Flexible TFT Tuning complete.
Best HPs (Flexible TFT): {'hidden_units': 16, 'num_heads': 4, 'dropout_rate': 0.3,
'activation': 'relu', 'use_batch_norm': 1, 'num_lstm_layers': 2, 'lstm_units': 128,
'learning_rate': 0.001, 'batch_size': 4}
Customizing the Tuning¶
While the default settings and model builders are powerful, you can customize the process:
- param_space: Provide a dictionary in the __init__ method to
define specific ranges or choices for any hyperparameter used by the internal _model_builder_factory. See Keras Tuner documentation for how to define choices.

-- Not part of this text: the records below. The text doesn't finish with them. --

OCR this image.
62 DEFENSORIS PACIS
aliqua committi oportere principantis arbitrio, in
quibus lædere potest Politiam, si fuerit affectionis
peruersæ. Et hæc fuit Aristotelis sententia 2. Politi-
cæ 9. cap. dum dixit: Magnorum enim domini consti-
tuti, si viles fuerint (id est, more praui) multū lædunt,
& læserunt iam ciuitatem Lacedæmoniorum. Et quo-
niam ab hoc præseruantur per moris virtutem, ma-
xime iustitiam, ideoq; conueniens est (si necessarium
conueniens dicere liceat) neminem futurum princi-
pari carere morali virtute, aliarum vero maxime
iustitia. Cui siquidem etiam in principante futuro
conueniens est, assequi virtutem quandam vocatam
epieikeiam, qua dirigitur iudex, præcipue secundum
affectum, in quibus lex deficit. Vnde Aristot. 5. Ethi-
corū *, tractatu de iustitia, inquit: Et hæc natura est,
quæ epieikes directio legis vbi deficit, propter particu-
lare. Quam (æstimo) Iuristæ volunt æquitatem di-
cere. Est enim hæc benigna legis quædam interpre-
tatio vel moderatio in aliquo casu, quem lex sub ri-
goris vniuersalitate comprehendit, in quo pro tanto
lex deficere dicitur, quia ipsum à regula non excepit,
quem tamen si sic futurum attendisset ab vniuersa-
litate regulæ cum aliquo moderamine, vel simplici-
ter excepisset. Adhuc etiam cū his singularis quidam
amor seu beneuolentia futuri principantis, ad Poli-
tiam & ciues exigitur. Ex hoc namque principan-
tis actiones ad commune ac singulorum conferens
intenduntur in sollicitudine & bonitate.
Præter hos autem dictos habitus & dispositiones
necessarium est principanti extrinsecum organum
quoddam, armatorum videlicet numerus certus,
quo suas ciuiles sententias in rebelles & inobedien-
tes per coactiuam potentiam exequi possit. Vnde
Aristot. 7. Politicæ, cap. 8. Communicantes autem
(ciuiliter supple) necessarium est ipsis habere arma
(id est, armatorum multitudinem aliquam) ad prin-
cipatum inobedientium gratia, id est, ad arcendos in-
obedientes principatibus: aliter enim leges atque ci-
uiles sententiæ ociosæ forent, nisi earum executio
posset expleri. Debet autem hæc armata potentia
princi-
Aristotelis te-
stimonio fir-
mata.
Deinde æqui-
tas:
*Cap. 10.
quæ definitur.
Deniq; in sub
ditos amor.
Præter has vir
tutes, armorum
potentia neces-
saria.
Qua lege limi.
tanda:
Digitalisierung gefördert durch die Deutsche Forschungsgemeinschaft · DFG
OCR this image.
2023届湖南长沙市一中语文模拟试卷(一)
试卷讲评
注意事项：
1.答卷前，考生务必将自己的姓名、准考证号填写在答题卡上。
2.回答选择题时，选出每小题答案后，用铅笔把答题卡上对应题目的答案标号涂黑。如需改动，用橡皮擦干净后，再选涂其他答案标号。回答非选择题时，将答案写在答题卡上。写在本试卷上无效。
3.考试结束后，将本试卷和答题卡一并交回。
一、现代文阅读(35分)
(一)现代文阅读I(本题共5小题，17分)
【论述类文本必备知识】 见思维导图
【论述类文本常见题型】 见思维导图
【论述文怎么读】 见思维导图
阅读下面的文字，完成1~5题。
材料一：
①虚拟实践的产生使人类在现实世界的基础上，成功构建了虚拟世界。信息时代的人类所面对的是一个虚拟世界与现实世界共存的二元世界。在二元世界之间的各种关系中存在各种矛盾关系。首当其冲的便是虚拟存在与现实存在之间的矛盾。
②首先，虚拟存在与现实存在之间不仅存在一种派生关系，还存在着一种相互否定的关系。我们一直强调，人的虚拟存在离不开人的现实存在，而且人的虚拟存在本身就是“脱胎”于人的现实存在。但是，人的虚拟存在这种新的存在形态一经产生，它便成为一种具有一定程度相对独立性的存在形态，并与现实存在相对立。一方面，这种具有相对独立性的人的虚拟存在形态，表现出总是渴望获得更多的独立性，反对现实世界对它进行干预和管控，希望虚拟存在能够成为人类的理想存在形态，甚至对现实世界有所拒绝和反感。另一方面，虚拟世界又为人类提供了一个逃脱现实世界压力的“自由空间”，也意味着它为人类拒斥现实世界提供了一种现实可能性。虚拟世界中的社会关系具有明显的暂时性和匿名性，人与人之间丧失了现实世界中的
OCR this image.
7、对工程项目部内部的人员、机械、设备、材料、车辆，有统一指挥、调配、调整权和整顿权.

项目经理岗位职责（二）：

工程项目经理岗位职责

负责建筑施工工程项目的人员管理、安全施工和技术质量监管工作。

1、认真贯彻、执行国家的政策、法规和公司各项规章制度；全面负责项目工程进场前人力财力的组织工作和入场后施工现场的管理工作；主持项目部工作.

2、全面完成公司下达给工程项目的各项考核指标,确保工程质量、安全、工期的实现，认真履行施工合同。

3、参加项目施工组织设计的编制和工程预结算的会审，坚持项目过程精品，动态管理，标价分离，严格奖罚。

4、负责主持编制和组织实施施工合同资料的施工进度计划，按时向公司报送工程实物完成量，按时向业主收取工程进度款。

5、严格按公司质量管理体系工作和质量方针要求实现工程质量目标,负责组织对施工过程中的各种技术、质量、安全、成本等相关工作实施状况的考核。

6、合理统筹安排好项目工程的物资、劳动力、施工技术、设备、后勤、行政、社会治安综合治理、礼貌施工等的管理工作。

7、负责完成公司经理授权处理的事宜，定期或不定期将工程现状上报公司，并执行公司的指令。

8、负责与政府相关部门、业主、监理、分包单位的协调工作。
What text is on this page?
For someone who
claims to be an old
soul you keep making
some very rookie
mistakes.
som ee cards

- model_builder: For complete control, you can write your own
function that takes hp (Keras Tuner’s HyperParameters object) and returns a compiled Keras model. Pass this function to the __init__ method. This allows you to explore entirely different architectures or compilation strategies.
This class-based approach in fusionlab-learn provides a robust and
flexible framework for efficiently finding optimal hyperparameters for
your time-series forecasting models.